To embrace the chance to go is also to embrace the need to leave. Clarice Lispector, my favourite author, a Ukrainian who considered herself Brazilian, wrote about the loss of the third leg, the one that is unnecessary but present for so long that it hurts when it is gone. About to get my flight and cross an ocean, it is just me and my two legs. Perhaps the third leg was my bedroom packed with photos on the walls; my town and the small cobblestone street where we used to dance every Wednesday; my strong mother who survived on her own after my father abandoned her while I was studying abroad. None of these is here right now. The reality in front of me, which translates as a dream that came true, brings with it a cold, and I am not talking about the weather in Warsaw or Oslo. It is a chill in the spine, or in the stomach, that cannot be resolved with heat.

I remember one of the Psychology classes years ago, in which students recorded people coming and going at a bus station. At the beginning of a presentation, the group handed out a small piece of paper, a “ticket”, with some questions: Where are you? Where are you going? What do you bring? What paths did you draw? What did you leave? Who did you leave? I still carry this paper in my diary. In some days, it is easier to answer them. In most of them, not. But I keep asking myself.

Where are you? Where are you going? What do you bring? What paths did you draw? What did you leave? Who did you leave?

There is a distance between the girl I was and the woman I am, where home is and can be. I do not know how to map the distance; a new corner seems to appear every time I approach. It is like a broken internal compass, which makes me go round and round, but without ever letting me go back to the starting point. Even lost, I know that a lot of ground and sky has already been covered.
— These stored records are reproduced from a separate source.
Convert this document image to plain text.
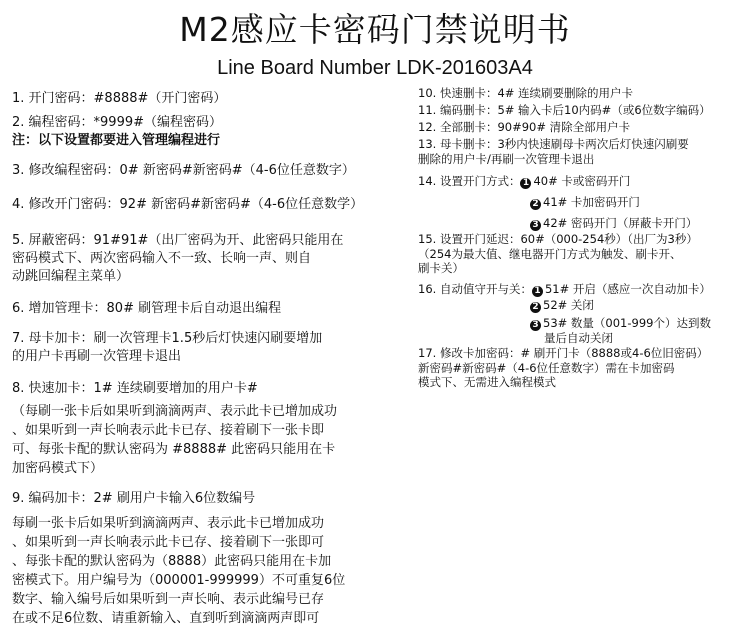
M2感应卡密码门禁说明书
Line Board Number LDK-201603A4
1. 开门密码：#8888#（开门密码）
2. 编程密码：*9999#（编程密码）
注：以下设置都要进入管理编程进行
3. 修改编程密码：0# 新密码#新密码#（4-6位任意数字）
4. 修改开门密码：92# 新密码#新密码#（4-6位任意数学）
5. 屏蔽密码：91#91#（出厂密码为开、此密码只能用在
密码模式下、两次密码输入不一致、长响一声、则自
动跳回编程主菜单）
6. 增加管理卡：80# 刷管理卡后自动退出编程
7. 母卡加卡：刷一次管理卡1.5秒后灯快速闪刷要增加
的用户卡再刷一次管理卡退出
8. 快速加卡：1# 连续刷要增加的用户卡#
（每刷一张卡后如果听到滴滴两声、表示此卡已增加成功
、如果听到一声长响表示此卡已存、接着刷下一张卡即
可、每张卡配的默认密码为 #8888# 此密码只能用在卡
加密码模式下）
9. 编码加卡：2# 刷用户卡输入6位数编号
每刷一张卡后如果听到滴滴两声、表示此卡已增加成功
、如果听到一声长响表示此卡已存、接着刷下一张即可
、每张卡配的默认密码为（8888）此密码只能用在卡加
密模式下。用户编号为（000001-999999）不可重复6位
数字、输入编号后如果听到一声长响、表示此编号已存
在或不足6位数、请重新输入、直到听到滴滴两声即可
10. 快速删卡：4# 连续刷要删除的用户卡
11. 编码删卡：5# 输入卡后10内码#（或6位数字编码）
12. 全部删卡：90#90# 清除全部用户卡
13. 母卡删卡：3秒内快速刷母卡两次后灯快速闪刷要
删除的用户卡/再刷一次管理卡退出
14. 设置开门方式： 1 40# 卡或密码开门
2 41# 卡加密码开门
3 42# 密码开门（屏蔽卡开门）
15. 设置开门延迟：60#（000-254秒）（出厂为3秒）
（254为最大值、继电器开门方式为触发、刷卡开、
刷卡关）
16. 自动值守开与关： 1 51# 开启（感应一次自动加卡）
2 52# 关闭
3 53# 数量（001-999个）达到数
量后自动关闭
17. 修改卡加密码：# 刷开门卡（8888或4-6位旧密码）
新密码#新密码#（4-6位任意数字）需在卡加密码
模式下、无需进入编程模式
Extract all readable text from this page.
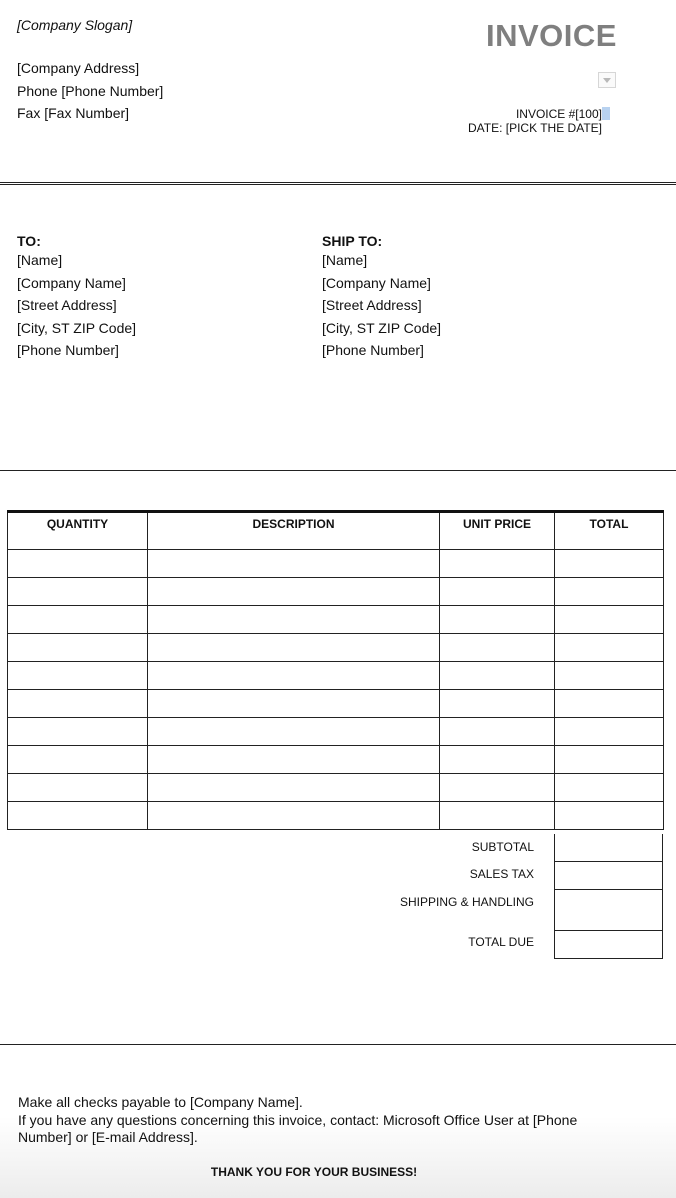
[Company Slogan]
[Company Address]
Phone [Phone Number]
Fax [Fax Number]
INVOICE
INVOICE #[100]
DATE: [PICK THE DATE]
TO:
[Name]
[Company Name]
[Street Address]
[City, ST ZIP Code]
[Phone Number]
SHIP TO:
[Name]
[Company Name]
[Street Address]
[City, ST ZIP Code]
[Phone Number]
QUANTITY	DESCRIPTION	UNIT PRICE	TOTAL

SUBTOTAL
SALES TAX
SHIPPING & HANDLING
TOTAL DUE
Make all checks payable to [Company Name].
If you have any questions concerning this invoice, contact: Microsoft Office User at [Phone Number] or [E-mail Address].
THANK YOU FOR YOUR BUSINESS!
And that despite the lack of the third leg, I do not walk alone.

I am about to meet my future classmates, women from Lebanon, Pakistan, Malaysia, China, Turkey, France, Germany, USA, who are somehow united by our passion for studying psychology, diversity, and other people on the move. Rosa moved out of necessity, I out of curiosity, or out of the certainty that to stand still while the walls go up is to forget about the Roses. To move so others can too. I will cross one more frontier, pursuing the thread that involves all of us, in the hope that we do not lack wire, like Anja; in the hope that we weave dreams of dignified life, not 30-cent pants.